Re: [PATCH v2 1/3] perf/core: Add a tracepoint for perf sampling

From: Peter Zijlstra
Date: Mon Aug 08 2016 - 06:04:00 EST


On Fri, Aug 05, 2016 at 12:45:07PM -0700, Alexei Starovoitov wrote:

> Also thinking about concurrency and the need to remember the original
> handler somewhere, would it be cleaner api to add a bit to perf_event_attr
> and use attr.config1 as bpf_fd ?

attr.config[12] are in use already, typically uncore events need them.
We cannot rely on those bits being unused.

> Then perf_event_open at event creation time will use bpf prog as
> overflow_handler. That solves concurrency concerns and potential semantical
> issues if we go with ioctl() approach.

> Like if we perf_event_open() an event for a task, then bpf attach to it,
> what children task and corresponding inherited events suppose to do?
> Inherit overflow_handler, right? but then deatch of bpf in the parent
> suppose to clear it in inherited events as well. A bit complicated.
> I guess we can define it that way.
> Just seems easier to do bpf attach at perf_event_open time only.

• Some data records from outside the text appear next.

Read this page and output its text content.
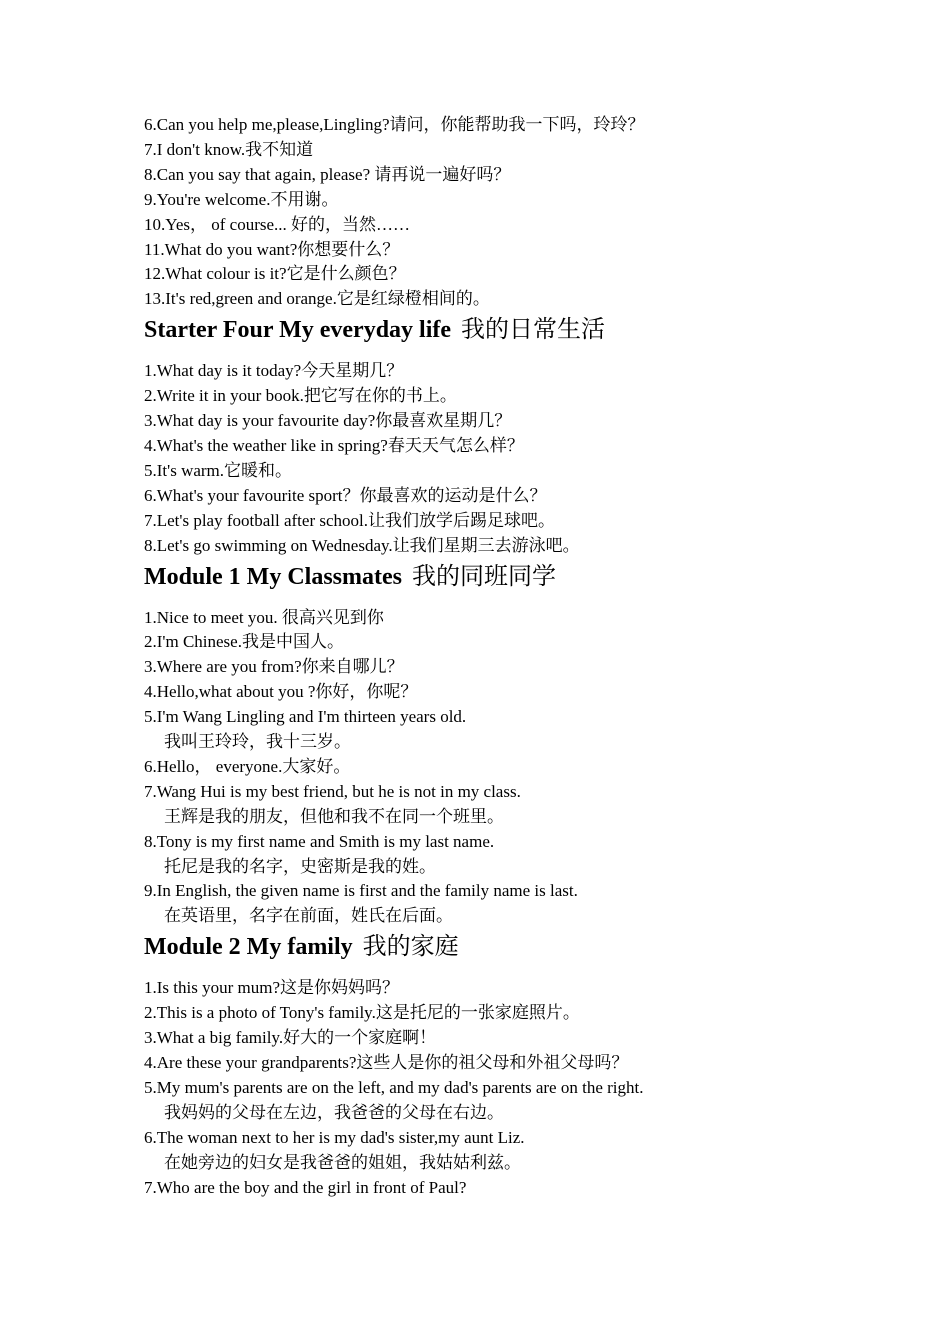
6.Can you help me,please,Lingling?请问，你能帮助我一下吗，玲玲？
7.I don't know.我不知道
8.Can you say that again, please? 请再说一遍好吗？
9.You're welcome.不用谢。
10.Yes， of course... 好的，当然……
11.What do you want?你想要什么？
12.What colour is it?它是什么颜色？
13.It's red,green and orange.它是红绿橙相间的。
Starter Four My everyday life 我的日常生活
1.What day is it today?今天星期几？
2.Write it in your book.把它写在你的书上。
3.What day is your favourite day?你最喜欢星期几？
4.What's the weather like in spring?春天天气怎么样？
5.It's warm.它暖和。
6.What's your favourite sport？你最喜欢的运动是什么？
7.Let's play football after school.让我们放学后踢足球吧。
8.Let's go swimming on Wednesday.让我们星期三去游泳吧。
Module 1 My Classmates 我的同班同学
1.Nice to meet you. 很高兴见到你
2.I'm Chinese.我是中国人。
3.Where are you from?你来自哪儿？
4.Hello,what about you ?你好，你呢？
5.I'm Wang Lingling and I'm thirteen years old.
我叫王玲玲，我十三岁。
6.Hello， everyone.大家好。
7.Wang Hui is my best friend, but he is not in my class.
王辉是我的朋友，但他和我不在同一个班里。
8.Tony is my first name and Smith is my last name.
托尼是我的名字，史密斯是我的姓。
9.In English, the given name is first and the family name is last.
在英语里，名字在前面，姓氏在后面。
Module 2 My family 我的家庭
1.Is this your mum?这是你妈妈吗？
2.This is a photo of Tony's family.这是托尼的一张家庭照片。
3.What a big family.好大的一个家庭啊！
4.Are these your grandparents?这些人是你的祖父母和外祖父母吗？
5.My mum's parents are on the left, and my dad's parents are on the right.
我妈妈的父母在左边，我爸爸的父母在右边。
6.The woman next to her is my dad's sister,my aunt Liz.
在她旁边的妇女是我爸爸的姐姐，我姑姑利兹。
7.Who are the boy and the girl in front of Paul?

Which is why I would've liked BPF to create its own events, instead of
userspace passing them in through this array.

Because now you have a chicken'n'egg issue with that you want BPF to use
the overflow handler but need BPF running before you have an actual
handler to link to.

> > Urgh, does it have to be stable API? Can't we simply rely on the kernel
> > headers to provide the right structure definition?
>
> yes we can. The concern is about assumptions people will make about
> perf_sample_data and the speed of access to it. From bpf program point
> of view the pointer to perf_sample_data will be opaque unsafe pointer,
> so any access to fields would have to be done via bpf_probe_read which
> has non-trivial overhead.
> If we go with the uapi mirror of perf_sample_data approach, it will be
> fast, since mirror is not an actual struct. Like the 'struct __sk_buff' we
> have in uapi/linux/bpf.h is a meta structure. It's not allocated anywhere
> and no fields are copied. When bpf program does 'skb->vlan_present'
> the verifier rewrites it at load time into corresponding access to
> kernel internal 'struct sk_buff' fields with bitmask, shifts and such.
> For this case we can define something like
> struct bpf_perf_sample_data {
> __u64 period;
> };
> then bpf prog will only be able to access that signle field which verifier
> will translate into 'data->period' where data is 'struct perf_sample_data *'
> Later we can add other fields if necessary. The kernel is free to mess
> around with perf_sample_data whichever way without impacting bpf progs.

Hmm, I was not aware of that. Should be doable indeed.